In other words, Carter finds Christian Platonism amenable to what “all three of us [i.e., Carter, Webster, and Boersma] are referring to when we speak of the context in which the saving self-revelation [of God] occurs to our benefit” (p. 59). That is fascinating, for if Carter is right, one can use the language of metaphysical participation to express a creature’s vertical contact with God in more sacramentally incremental (Boersma) or more sacramentally actualistic (Webster) terms. In both cases, created things—human nature for Boersma and the human words of the Bible for Carter—witness to transcendent spiritual realities precisely because God makes those created things to participate metaphysically in his own being, especially as that being is revealed in the incarnation of Jesus Christ. Thomas Aquinas and Karl Barth arguably represent the most explicit and refined forms of this kind of Christological participation, but Carter’s work, perhaps unintentionally, synthesizes enough strands of thought to weave this common thread.

Carter’s intention is, itself, hermeneutical. In line with his Christian Platonism, he argues for biblical interpretation “as a sacramental activity” (p. 131) centered on Jesus Christ. That is, he indicates, just as Christ was sacramentally present in the literal forms of Israel’s life prior to the incarnation, so Christ remains sacramentally present in the literal meaning of the text of Scripture. For this reason, one need not pit the literal sense of a text against its deeper, spiritual or allegorical meaning, since, within Carter’s participationist framework, the literal meaning includes that deeper meaning within itself, just as God “encloses time within himself and transcends time in the incomprehensible mystery of his unique being” (p. 175). So whether we are dealing with the Old or New Testaments, Christ is “ontologically” present as its participated origin and end, so much so that the text “becomes the sacramental means by which we are united to Christ” (Interpreting Scripture, p. 154).

These works by Boersma and Carter have received accolades in the Reformed and evangelical world. Seeing God won Christianity Today’s 2018 award in the category of theology and ethics. Interpreting Scripture with the Great Tradition has been hailed as a home run on the topic of hermeneutics. However, upon careful review, it must be concluded that the metaphysical project underpinning each of these works and, therefore, the views these works espouse, conflict with the best of Reformed theology at central points. For example, though Boersma criticizes Herman Bavinck as “too this-worldly” (Seeing God, p. 38), the latter affirms a beatific vision that is firmly fixed on the presence of God and not a warm glow from worldly shalom. But Bavinck makes clear that the hope of seeing God face-to-face is the hope of consummated covenant fellowship with the triune God through a Spirit-wrought, faith-secured, non-deifying union with the risen Christ, whom believers, as creatures, will see with glorified eyes. On this account, the visio Dei is not a metaphysical elevation. It rather constitutes an ethical advancement and bodily transformation into the fullness of covenant blessing, the richest and deepest enjoyment of God of which his human image is capable. This is what Christ now enjoys in his non-deified humanity as the eternal Son in glory, and it is what he has secured for his people. Moreover, as the Westminster divines understood, the substance of this covenant blessing was revealed and applied to believers in history prior to the coming of Christ through redemptive prophecy and symbol, and the same hope is revealed in the Old Testament Scriptures thanks to the organic character of biblical typology, not because the Old Testament or its readers metaphysically participate in the person of Christ.

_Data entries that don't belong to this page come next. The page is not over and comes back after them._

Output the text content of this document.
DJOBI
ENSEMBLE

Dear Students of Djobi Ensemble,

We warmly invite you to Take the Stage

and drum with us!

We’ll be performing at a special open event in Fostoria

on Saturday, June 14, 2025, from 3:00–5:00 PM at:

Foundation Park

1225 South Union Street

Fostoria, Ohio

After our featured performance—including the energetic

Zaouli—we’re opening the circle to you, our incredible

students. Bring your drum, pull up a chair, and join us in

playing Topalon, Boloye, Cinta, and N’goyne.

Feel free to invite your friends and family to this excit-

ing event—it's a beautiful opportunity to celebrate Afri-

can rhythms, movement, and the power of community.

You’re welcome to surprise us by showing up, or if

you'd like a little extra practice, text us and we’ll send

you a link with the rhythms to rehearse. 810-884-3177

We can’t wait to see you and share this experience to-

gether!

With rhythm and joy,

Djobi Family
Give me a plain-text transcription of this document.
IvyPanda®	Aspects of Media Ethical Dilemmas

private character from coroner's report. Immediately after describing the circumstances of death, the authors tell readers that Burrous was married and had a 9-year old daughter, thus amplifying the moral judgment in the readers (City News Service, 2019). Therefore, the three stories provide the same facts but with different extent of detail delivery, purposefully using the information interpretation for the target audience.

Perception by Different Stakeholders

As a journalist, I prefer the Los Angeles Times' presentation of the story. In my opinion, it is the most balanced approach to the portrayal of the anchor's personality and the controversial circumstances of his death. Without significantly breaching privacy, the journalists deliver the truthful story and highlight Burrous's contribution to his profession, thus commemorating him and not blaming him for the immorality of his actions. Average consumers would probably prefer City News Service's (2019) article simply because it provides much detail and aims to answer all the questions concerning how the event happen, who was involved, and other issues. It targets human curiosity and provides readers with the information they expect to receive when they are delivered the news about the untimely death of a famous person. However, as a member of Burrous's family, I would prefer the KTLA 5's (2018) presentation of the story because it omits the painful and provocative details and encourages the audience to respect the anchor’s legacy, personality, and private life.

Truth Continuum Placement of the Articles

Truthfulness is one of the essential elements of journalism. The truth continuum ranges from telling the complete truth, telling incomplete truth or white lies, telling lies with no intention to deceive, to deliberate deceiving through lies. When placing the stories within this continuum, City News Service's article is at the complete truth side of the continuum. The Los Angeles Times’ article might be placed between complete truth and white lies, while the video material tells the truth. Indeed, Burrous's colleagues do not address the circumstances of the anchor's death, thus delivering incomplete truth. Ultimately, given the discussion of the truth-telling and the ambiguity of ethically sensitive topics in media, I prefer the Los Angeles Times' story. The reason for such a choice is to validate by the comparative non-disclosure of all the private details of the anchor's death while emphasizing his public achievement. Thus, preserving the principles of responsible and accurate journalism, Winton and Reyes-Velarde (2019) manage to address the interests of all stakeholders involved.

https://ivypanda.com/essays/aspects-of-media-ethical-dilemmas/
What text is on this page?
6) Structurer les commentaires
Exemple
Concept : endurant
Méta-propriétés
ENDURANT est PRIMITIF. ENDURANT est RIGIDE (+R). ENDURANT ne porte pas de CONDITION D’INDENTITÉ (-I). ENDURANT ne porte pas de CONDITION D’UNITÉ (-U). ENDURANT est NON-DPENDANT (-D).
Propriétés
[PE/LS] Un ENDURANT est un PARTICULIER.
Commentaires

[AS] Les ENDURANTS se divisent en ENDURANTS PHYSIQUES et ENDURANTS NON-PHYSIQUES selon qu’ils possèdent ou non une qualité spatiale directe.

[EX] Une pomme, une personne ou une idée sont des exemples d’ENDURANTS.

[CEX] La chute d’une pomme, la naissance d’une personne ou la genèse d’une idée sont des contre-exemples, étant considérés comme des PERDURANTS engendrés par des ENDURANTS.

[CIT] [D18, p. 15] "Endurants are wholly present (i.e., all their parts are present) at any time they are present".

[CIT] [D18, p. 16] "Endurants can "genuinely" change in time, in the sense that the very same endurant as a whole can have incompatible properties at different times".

Unfortunately, rather than elucidate these tenets of Reformed theology, Boersma and Carter’s retrievals of patristic and medieval concepts too often obscure and even deny them. As a result, for those who seek to follow the “deeper Protestant conception” (to use the language of Geerhardus Vos), their books should prompt Christians to shun, rather than to embrace, Christian Platonism as harboring unbiblical Neoplatonic influences and to hold firmly to biblical theism as expounded in Reformed confessionalism.